About connecting with his body. I’m really scared of my body because I know what I did to it. It’s been six years, I don’t have a bad attitude towards bulimia, but it was a whole fight for 15 years. When I landed in New York City in 2015, I was so, so lonely. I just felt so small.

My sister was one of the first people to ever see me. One day he saw me put lotion on my body and tore it from my hand. He said. “I think you really need to spend some time with your body,” he gave me a piece of cocoa butter.

I tried to apply the raw cocoa butter on my skin և it lasted forever. It does not melt easily, but I put it on, նման I was like. “Wow, my body feels great.” Then I brought the cocoa butter to the kitchen and melted it. I once found essential oils in my yoga practice. I took a course in Ayurveda – և I started mixing,: what I found, և it’s right for me և today is that when I used it, I could have had very different days.

I could have had two very different mornings then. From time to time I had a big deviation, and then I was punished all day long. I would go to a training class and then it would evaporate all day, it would get worse and worse. But then, just by luck, I would wake up, take a shower, take out the cocoa butter mixture I made, work on the skin, I realized something. I will never forget this one day, because it really was a lamp moment. I was walking outside, I was in such a good mood. We lived in this little studio in West Village, և I was walking around with everyone smiling, և I started asking: “What is different?”
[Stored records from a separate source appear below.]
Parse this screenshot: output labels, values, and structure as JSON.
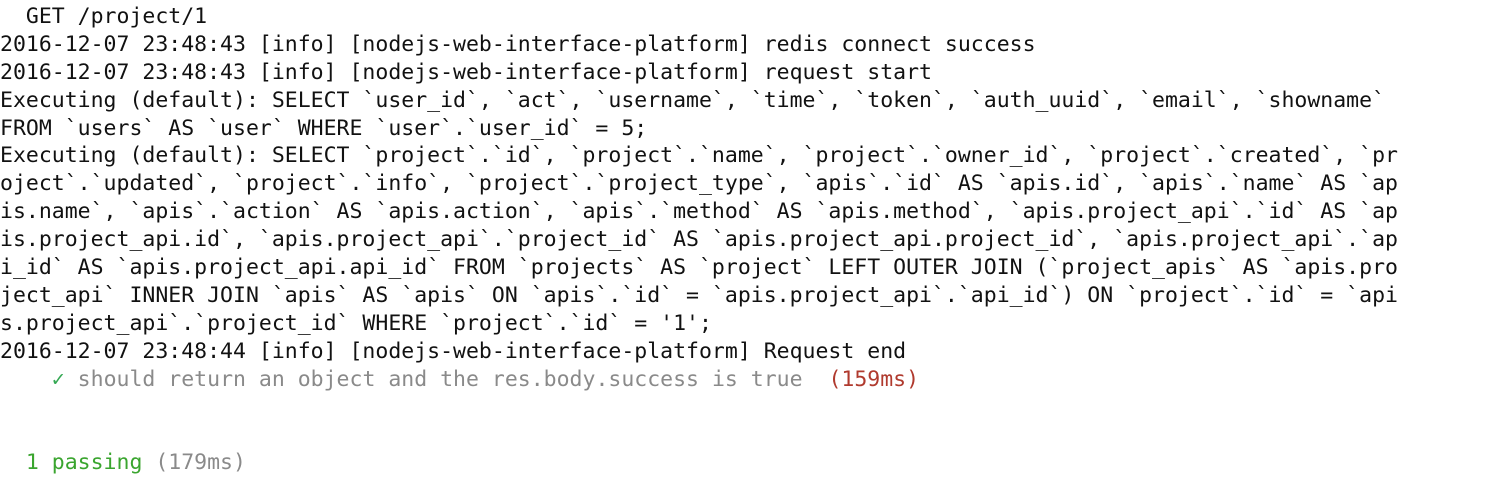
{
  "terminal": {
    "lines": [
      "  GET /project/1",
      "2016-12-07 23:48:43 [info] [nodejs-web-interface-platform] redis connect success",
      "2016-12-07 23:48:43 [info] [nodejs-web-interface-platform] request start",
      "Executing (default): SELECT `user_id`, `act`, `username`, `time`, `token`, `auth_uuid`, `email`, `showname`",
      "FROM `users` AS `user` WHERE `user`.`user_id` = 5;",
      "Executing (default): SELECT `project`.`id`, `project`.`name`, `project`.`owner_id`, `project`.`created`, `pr",
      "oject`.`updated`, `project`.`info`, `project`.`project_type`, `apis`.`id` AS `apis.id`, `apis`.`name` AS `ap",
      "is.name`, `apis`.`action` AS `apis.action`, `apis`.`method` AS `apis.method`, `apis.project_api`.`id` AS `ap",
      "is.project_api.id`, `apis.project_api`.`project_id` AS `apis.project_api.project_id`, `apis.project_api`.`ap",
      "i_id` AS `apis.project_api.api_id` FROM `projects` AS `project` LEFT OUTER JOIN (`project_apis` AS `apis.pro",
      "ject_api` INNER JOIN `apis` AS `apis` ON `apis`.`id` = `apis.project_api`.`api_id`) ON `project`.`id` = `api",
      "s.project_api`.`project_id` WHERE `project`.`id` = '1';",
      "2016-12-07 23:48:44 [info] [nodejs-web-interface-platform] Request end"
    ],
    "test_result": {
      "indent": "    ",
      "check_mark": "✓",
      "title": " should return an object and the res.body.success is true  ",
      "duration": "(159ms)"
    },
    "summary": {
      "indent": "  ",
      "passing": "1 passing",
      "time": " (179ms)"
    },
    "colors": {
      "text": "#111111",
      "check": "#34a853",
      "test_title": "#8a8a8a",
      "slow_duration": "#b03a2e",
      "passing": "#3aa52f"
    }
  }
}
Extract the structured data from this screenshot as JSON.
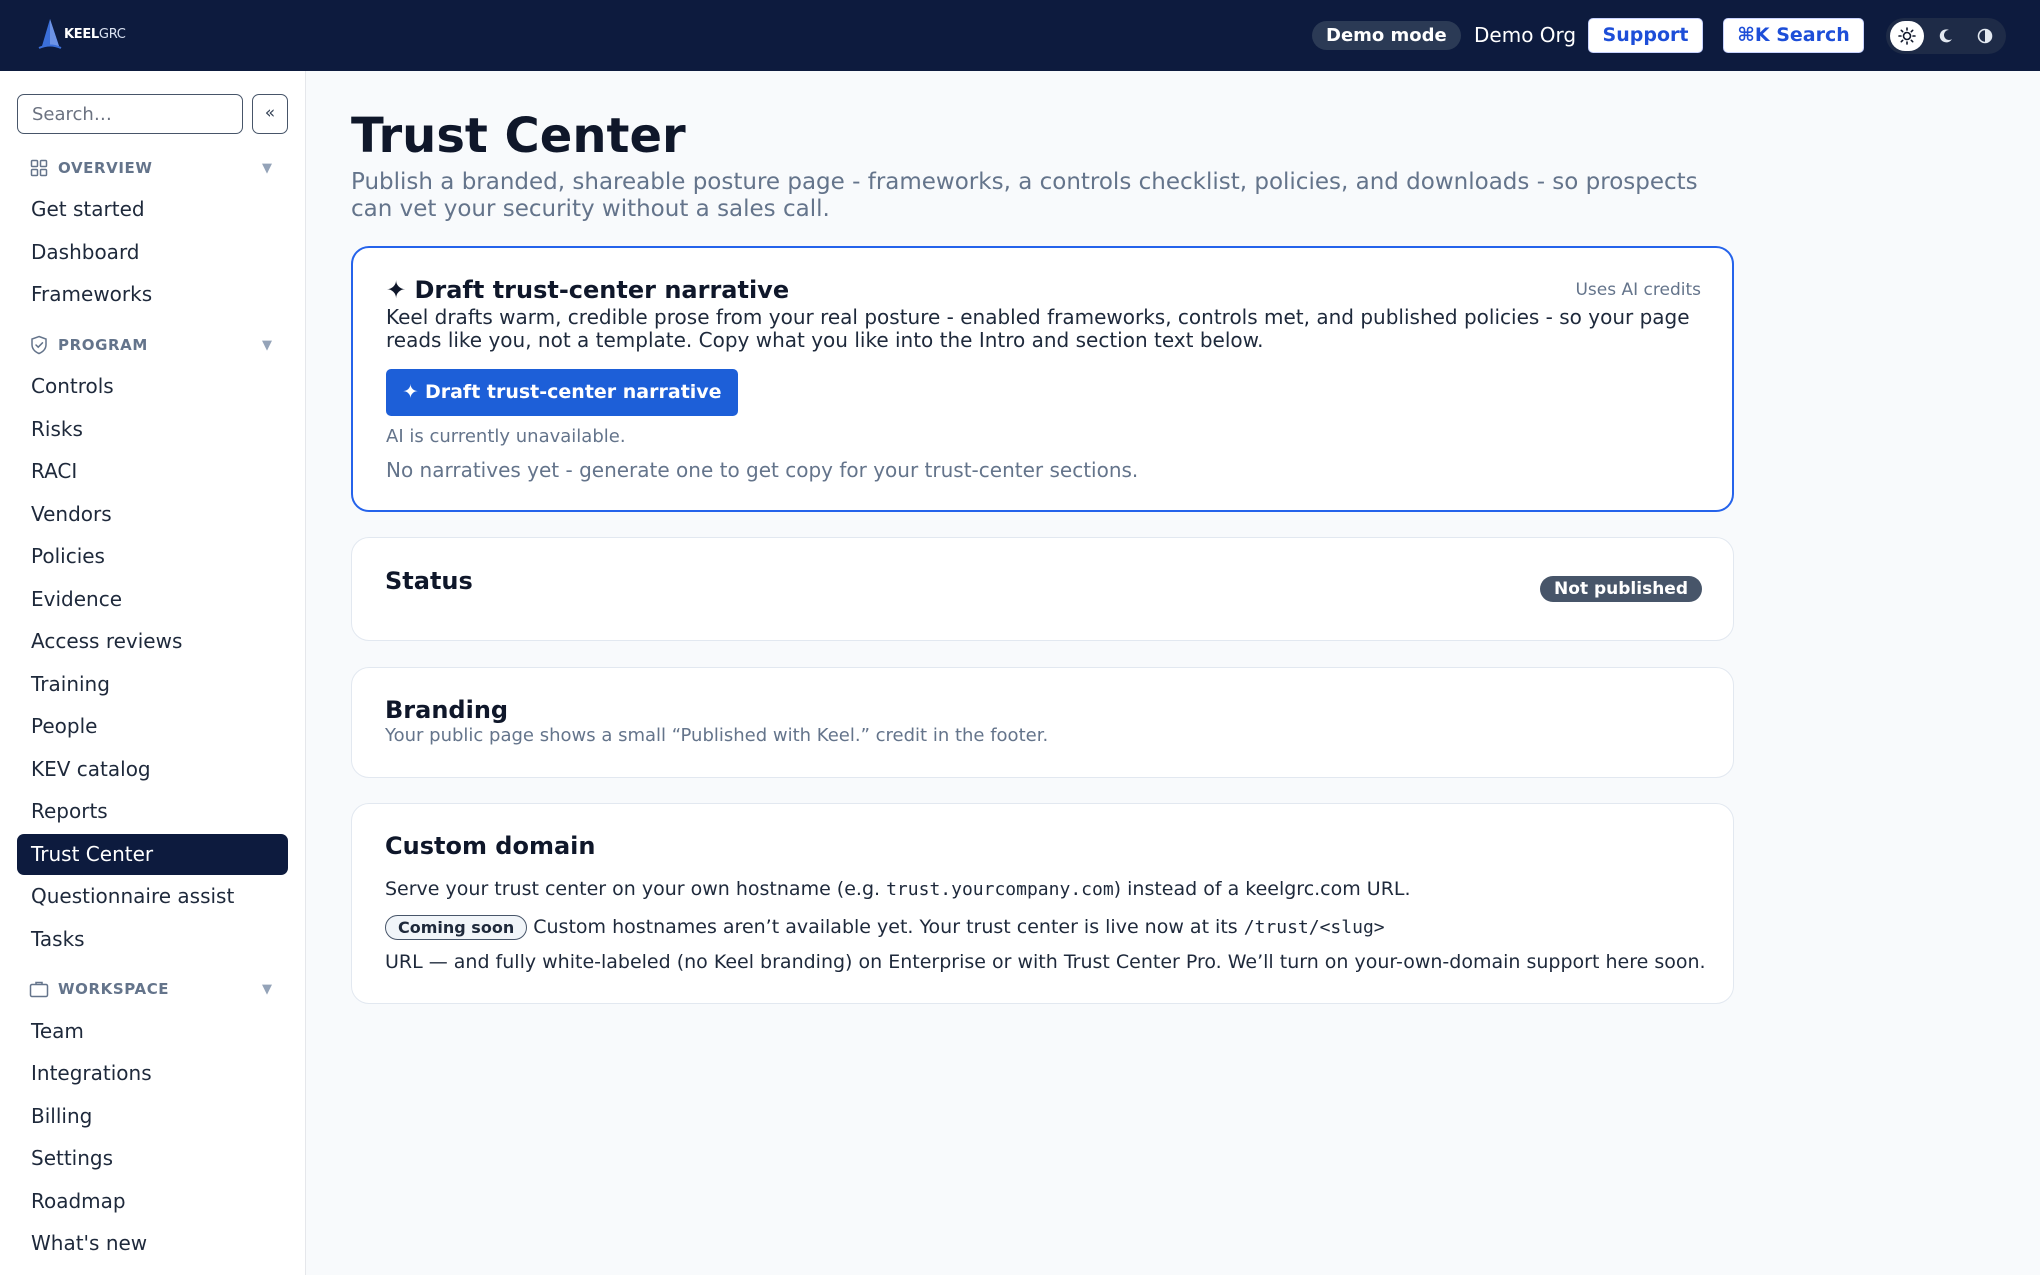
{
  "header": {
    "logo_text_bold": "KEEL",
    "logo_text_light": "GRC",
    "demo_mode_label": "Demo mode",
    "org_name": "Demo Org",
    "support_label": "Support",
    "search_label": "⌘K Search",
    "theme_options": [
      "light",
      "dark",
      "contrast"
    ],
    "theme_selected": "light"
  },
  "sidebar": {
    "search_placeholder": "Search…",
    "collapse_label": "«",
    "sections": [
      {
        "label": "OVERVIEW",
        "icon": "grid-icon",
        "items": [
          "Get started",
          "Dashboard",
          "Frameworks"
        ]
      },
      {
        "label": "PROGRAM",
        "icon": "shield-icon",
        "items": [
          "Controls",
          "Risks",
          "RACI",
          "Vendors",
          "Policies",
          "Evidence",
          "Access reviews",
          "Training",
          "People",
          "KEV catalog",
          "Reports",
          "Trust Center",
          "Questionnaire assist",
          "Tasks"
        ]
      },
      {
        "label": "WORKSPACE",
        "icon": "briefcase-icon",
        "items": [
          "Team",
          "Integrations",
          "Billing",
          "Settings",
          "Roadmap",
          "What's new"
        ]
      }
    ],
    "active_item": "Trust Center"
  },
  "main": {
    "title": "Trust Center",
    "subtitle": "Publish a branded, shareable posture page - frameworks, a controls checklist, policies, and downloads - so prospects can vet your security without a sales call.",
    "ai_card": {
      "title": "✦ Draft trust-center narrative",
      "credits_label": "Uses AI credits",
      "description": "Keel drafts warm, credible prose from your real posture - enabled frameworks, controls met, and published policies - so your page reads like you, not a template. Copy what you like into the Intro and section text below.",
      "button_label": "✦ Draft trust-center narrative",
      "unavailable_note": "AI is currently unavailable.",
      "empty_state": "No narratives yet - generate one to get copy for your trust-center sections."
    },
    "status_card": {
      "title": "Status",
      "badge": "Not published"
    },
    "branding_card": {
      "title": "Branding",
      "description": "Your public page shows a small “Published with Keel.” credit in the footer."
    },
    "domain_card": {
      "title": "Custom domain",
      "line1_before": "Serve your trust center on your own hostname (e.g. ",
      "line1_code": "trust.yourcompany.com",
      "line1_after": ") instead of a keelgrc.com URL.",
      "coming_soon_label": "Coming soon",
      "line2_text": "Custom hostnames aren’t available yet. Your trust center is live now at its ",
      "line2_code": "/trust/<slug>",
      "line3_text": "URL — and fully white-labeled (no Keel branding) on Enterprise or with Trust Center Pro. We’ll turn on your-own-domain support here soon."
    }
  },
  "colors": {
    "header_bg": "#0d1b3e",
    "accent": "#1d5fd8",
    "active_nav_bg": "#0d1b3e",
    "badge_bg": "#475569"
  }
}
I spent these two minutes with my cocoa butter mixture. At that time I was taking a wooden spoon կլ a round bunch of the mixture, which was in my hand. A few years later I moved fast, when I started thinking about selling this, people were like: “Put it in a deodorant stick.” I was like. “No, no, no. It’s a tangible experience. ” Holding it և actually putting it on your body, rubbing it, becomes you, your hands և your skin. Try it for 30 seconds, treat it almost like a meditation, bring a little love to your body. All those negative stories in your head – և I still hear them, but they are not so loud – write new stories with this practice. Thinking positively about your body through this practice literally saved me.